Types of Regret

In general, I find there are “two types” of regret. The first type I will “regret by action” and the second to be “regret by inaction.”

Regret by action is regretting a decision or choice I have made in the past. I regret doing x thing because it gave me negative consequences in either the short or long term.

Regret by inaction, on the contrary, is a regret caused by a lack of decision. I regret not doing x thing because it gave me negative consequences in either the short or long term.

Though nuanced, the distinction and definition of these two “modes” of regret is fascinating to me.

First and foremost, I try my best to live life without regret. Perhaps regret, then, is not the perfect word. What I am searching for is a phrase that describes a feeling of “I wish I had done something differently” or, better yet, “in the future, if I face this situation again, I will do something differently.”

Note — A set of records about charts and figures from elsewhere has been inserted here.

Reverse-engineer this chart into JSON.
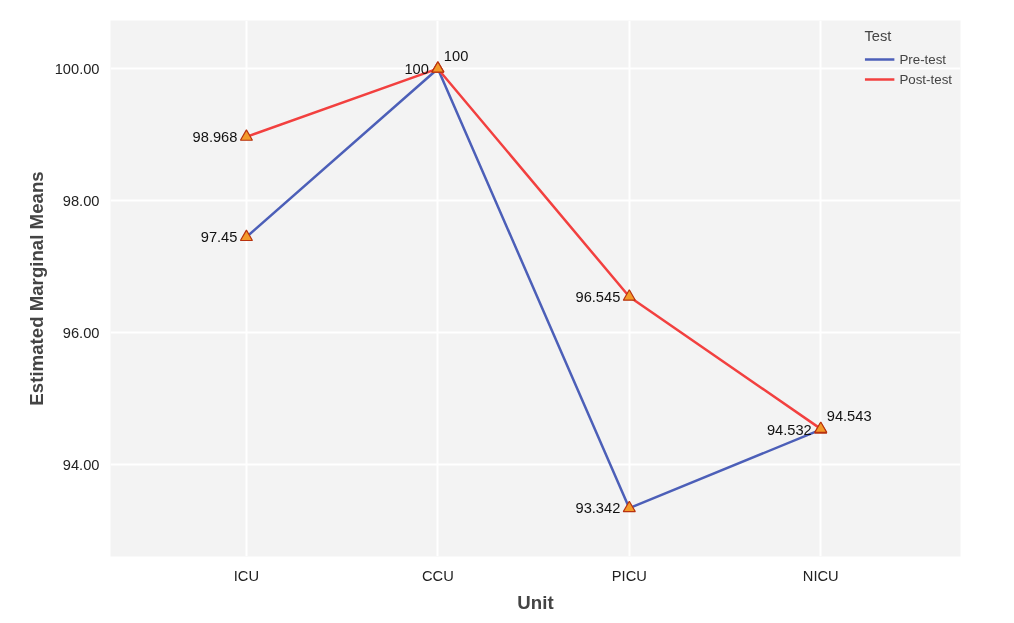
{
  "chart_data": {
    "type": "line",
    "xlabel": "Unit",
    "ylabel": "Estimated Marginal Means",
    "legend_title": "Test",
    "categories": [
      "ICU",
      "CCU",
      "PICU",
      "NICU"
    ],
    "series": [
      {
        "name": "Pre-test",
        "color": "#4c5fb8",
        "values": [
          97.45,
          100,
          93.342,
          94.532
        ]
      },
      {
        "name": "Post-test",
        "color": "#f2403f",
        "values": [
          98.968,
          100,
          96.545,
          94.543
        ]
      }
    ],
    "ylim": [
      92.61,
      100.73
    ],
    "yticks": [
      {
        "value": 94,
        "label": "94.00"
      },
      {
        "value": 96,
        "label": "96.00"
      },
      {
        "value": 98,
        "label": "98.00"
      },
      {
        "value": 100,
        "label": "100.00"
      }
    ],
    "grid": true,
    "legend": "top right",
    "marker": "triangle",
    "line_style": "solid",
    "data_labels": true
  }
}
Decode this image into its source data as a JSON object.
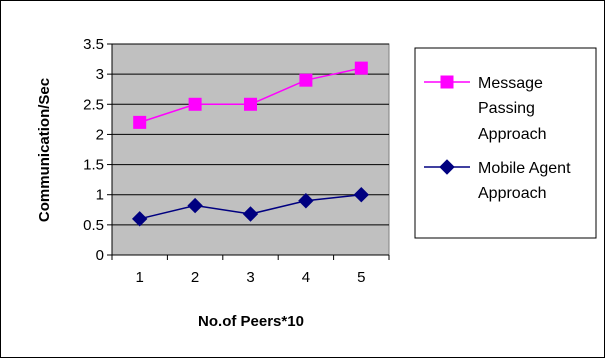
{
  "chart_data": {
    "type": "line",
    "title": "",
    "xlabel": "No.of Peers*10",
    "ylabel": "Communication/Sec",
    "categories": [
      "1",
      "2",
      "3",
      "4",
      "5"
    ],
    "ylim": [
      0,
      3.5
    ],
    "yticks": [
      "0",
      "0.5",
      "1",
      "1.5",
      "2",
      "2.5",
      "3",
      "3.5"
    ],
    "grid": true,
    "legend_position": "right",
    "series": [
      {
        "name_lines": [
          "Message",
          "Passing",
          "Approach"
        ],
        "values": [
          2.2,
          2.5,
          2.5,
          2.9,
          3.1
        ],
        "color": "#ff00ff",
        "marker": "square"
      },
      {
        "name_lines": [
          "Mobile Agent",
          "Approach"
        ],
        "values": [
          0.6,
          0.82,
          0.68,
          0.9,
          1.0
        ],
        "color": "#000080",
        "marker": "diamond"
      }
    ],
    "plot_background": "#c0c0c0"
  }
}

So which hurts more? Which pains me more?

Regret by inaction, the latter.

I think what pains me most about this type of regret is the feeling that things could have very easily gone differently. All I had to do was do something — really anything — and things would have been different.

I could have texted x person.
I could have stayed up a little later that night.
I could have went out instead of staying in.
I could have said something.

I think the reminder I get from this “type of remorse” is that doing has been and always will be my antidote to regret. The problem, though, as I am learning, is that doing is both the cause and the cure for pain. More on that in perhaps another post.